UW-Madison Leads the Charge in Alzheimer's Research with $150M NIH Grant for Groundbreaking CLARiTI Study
In an impressive endeavor to advance our understanding of Alzheimer's disease, the University of Wisconsin School of Medicine and Public Health has been awarded a substantial grant of $150 million from the National Institutes of Health. This funding marks a significant moment in the study of Alzheimer's disease and related dementias, positioning UW-Madison at the forefront of a major national research initiative.
The five-year study, titled Clarity in Alzheimer's Disease and Related Dementias Research Through Imaging (CLARiTI), aims to utilize state-of-the-art imaging and blood-based biomarkers. The primary objective is to provide researchers globally with critical data to enhance the study of Alzheimer's and related dementias, particularly focusing on mixed dementia. Mixed dementia is a condition where more than one neurological disease contributes to dementia, a scenario more common than previously realized. It includes complex interplays such as a combination of Alzheimer's disease, vascular dementia (which affects blood flow in the brain), and Lewy body dementia (associated with a brain protein called alpha-synuclein).
Sterling Johnson, the study leader and a professor of medicine at UW School of Medicine and Public Health, emphasizes the importance of understanding the true cause of a patient's dementia for effective treatment. This study, he notes, is a significant milestone in Alzheimer's research, offering new perspectives on the complex interactions of multiple pathologies contributing to dementia.
The CLARiTI study involves all 37 Alzheimer's Disease Research Centers in the United States. It will establish a standardized brain imaging and blood plasma test protocol to analyze levels and types of two proteins, amyloid and tau. These proteins are hallmark biomarkers of Alzheimer's disease. Additionally, the research will assess the function of small blood vessels in the brain and analyze signs of neurodegeneration.

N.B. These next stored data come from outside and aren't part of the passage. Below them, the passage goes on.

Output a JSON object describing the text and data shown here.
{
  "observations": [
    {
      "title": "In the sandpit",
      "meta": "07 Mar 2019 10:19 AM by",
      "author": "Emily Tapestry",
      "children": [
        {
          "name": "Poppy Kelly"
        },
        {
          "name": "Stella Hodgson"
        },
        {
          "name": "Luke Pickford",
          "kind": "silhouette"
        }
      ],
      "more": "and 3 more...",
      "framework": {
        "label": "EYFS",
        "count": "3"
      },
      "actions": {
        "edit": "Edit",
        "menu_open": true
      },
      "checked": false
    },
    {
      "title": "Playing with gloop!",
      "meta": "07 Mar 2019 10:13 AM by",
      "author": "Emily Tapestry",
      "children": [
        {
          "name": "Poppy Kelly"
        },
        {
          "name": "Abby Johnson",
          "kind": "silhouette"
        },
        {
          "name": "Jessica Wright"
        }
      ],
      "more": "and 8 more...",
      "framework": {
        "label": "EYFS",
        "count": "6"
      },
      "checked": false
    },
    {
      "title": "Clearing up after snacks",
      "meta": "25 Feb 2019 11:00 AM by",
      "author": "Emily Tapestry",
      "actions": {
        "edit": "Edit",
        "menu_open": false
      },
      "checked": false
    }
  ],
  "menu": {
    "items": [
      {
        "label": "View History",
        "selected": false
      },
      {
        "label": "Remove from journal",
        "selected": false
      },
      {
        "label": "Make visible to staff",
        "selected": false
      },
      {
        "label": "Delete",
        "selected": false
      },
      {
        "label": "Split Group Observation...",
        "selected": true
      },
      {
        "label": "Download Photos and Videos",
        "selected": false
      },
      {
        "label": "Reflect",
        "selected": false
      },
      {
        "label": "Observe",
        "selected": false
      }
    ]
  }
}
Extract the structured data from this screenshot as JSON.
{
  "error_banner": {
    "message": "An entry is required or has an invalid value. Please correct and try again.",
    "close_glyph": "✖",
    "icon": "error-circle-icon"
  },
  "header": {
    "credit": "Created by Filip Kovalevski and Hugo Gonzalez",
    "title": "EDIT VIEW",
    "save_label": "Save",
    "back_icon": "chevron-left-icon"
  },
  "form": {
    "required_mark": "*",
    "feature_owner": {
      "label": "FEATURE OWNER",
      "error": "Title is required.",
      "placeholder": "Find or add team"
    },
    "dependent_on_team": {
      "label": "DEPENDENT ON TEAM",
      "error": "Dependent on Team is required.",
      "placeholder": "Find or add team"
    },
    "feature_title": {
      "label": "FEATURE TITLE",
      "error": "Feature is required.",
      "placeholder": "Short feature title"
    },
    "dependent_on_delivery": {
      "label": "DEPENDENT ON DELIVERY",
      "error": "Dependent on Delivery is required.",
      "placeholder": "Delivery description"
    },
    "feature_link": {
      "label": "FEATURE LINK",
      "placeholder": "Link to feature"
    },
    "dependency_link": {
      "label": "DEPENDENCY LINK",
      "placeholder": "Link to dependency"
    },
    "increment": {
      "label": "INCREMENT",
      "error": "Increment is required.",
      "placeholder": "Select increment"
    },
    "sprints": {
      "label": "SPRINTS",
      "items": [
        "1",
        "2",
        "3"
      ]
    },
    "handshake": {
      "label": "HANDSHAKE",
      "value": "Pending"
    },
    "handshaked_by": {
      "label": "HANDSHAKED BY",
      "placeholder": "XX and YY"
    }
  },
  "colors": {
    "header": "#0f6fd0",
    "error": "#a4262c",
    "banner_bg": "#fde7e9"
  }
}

With more than 17,000 participants involved in the Alzheimer's Disease Research Centers, CLARiTI will add standardized imaging of amyloid, tau, and neurodegeneration biomarkers. This will lay a critical foundation of data for future research. Johnson points out that this consortium of centers will collect, share, and analyze hundreds of unique imaging-plasma sets linked to cognitive and neurobehavioral data, genetics, and eventually neuropathology.
Amyloid Biomarkers: Indicators of the accumulation of amyloid proteins in the brain, known to form plaques and are a key feature in Alzheimer's disease, detectable through brain imaging or fluid tests.
Tau Biomarkers: Measures of abnormal tau proteins, which in Alzheimer's disease become tangled and contribute to neuronal damage, identifiable through imaging or cerebrospinal fluid analysis.
Neurodegeneration Biomarkers: Indicators of neuronal loss or damage in the brain, reflecting the progressive nature of Alzheimer's disease, detectable through brain imaging or biochemical markers in fluids like blood or cerebrospinal fluid.
Distinguishing between amyloid, tau, and neurodegeneration biomarkers is crucial for accurately diagnosing, understanding the progression, and tailoring specific treatments for Alzheimer's disease, as each biomarker provides unique insights into the different pathological aspects of the condition.
The study will involve 2,000 participants from various sites nationwide, collecting data through magnetic resonance imaging (MRI) and positron emission tomography (PET) brain scans, alongside advanced blood biomarkers. This approach will enable researchers to correlate biological changes with clinical diagnoses, genetics, and changes in patient symptoms over time.
One of the most significant aspects of the study is its commitment to scientific diversity. Johnson highlights the intention to recruit at least one quarter of participants from historically underrepresented communities in research, acknowledging the imperative of diversity in ensuring the findings are applicable to all individuals affected by these conditions.
The anticipated funding, totaling up to $150 million over five years, is the largest award from the NIH in UW-Madison's history. The goal is to support progress in clinical care for Alzheimer's disease and related dementias. Dr. John Hsiao, program director at the National Institute of Aging, anticipates that the study's results will aid in developing better treatments for these conditions.
The data generated from CLARiTI will be made available to the scientific community through the National Alzheimer's Coordinating Center. Biological samples will be analyzed and made available through the National Centralized Repository for Alzheimer's Disease and Related Dementias, significantly accelerating scientific discovery within and beyond the Alzheimer's Disease Research Centers network.
This large-scale research initiative not only addresses a critical research gap but also builds a bridge to future uniform blood-biomarker characterization in Alzheimer's Disease Research Centers, thereby expanding their reach and impact.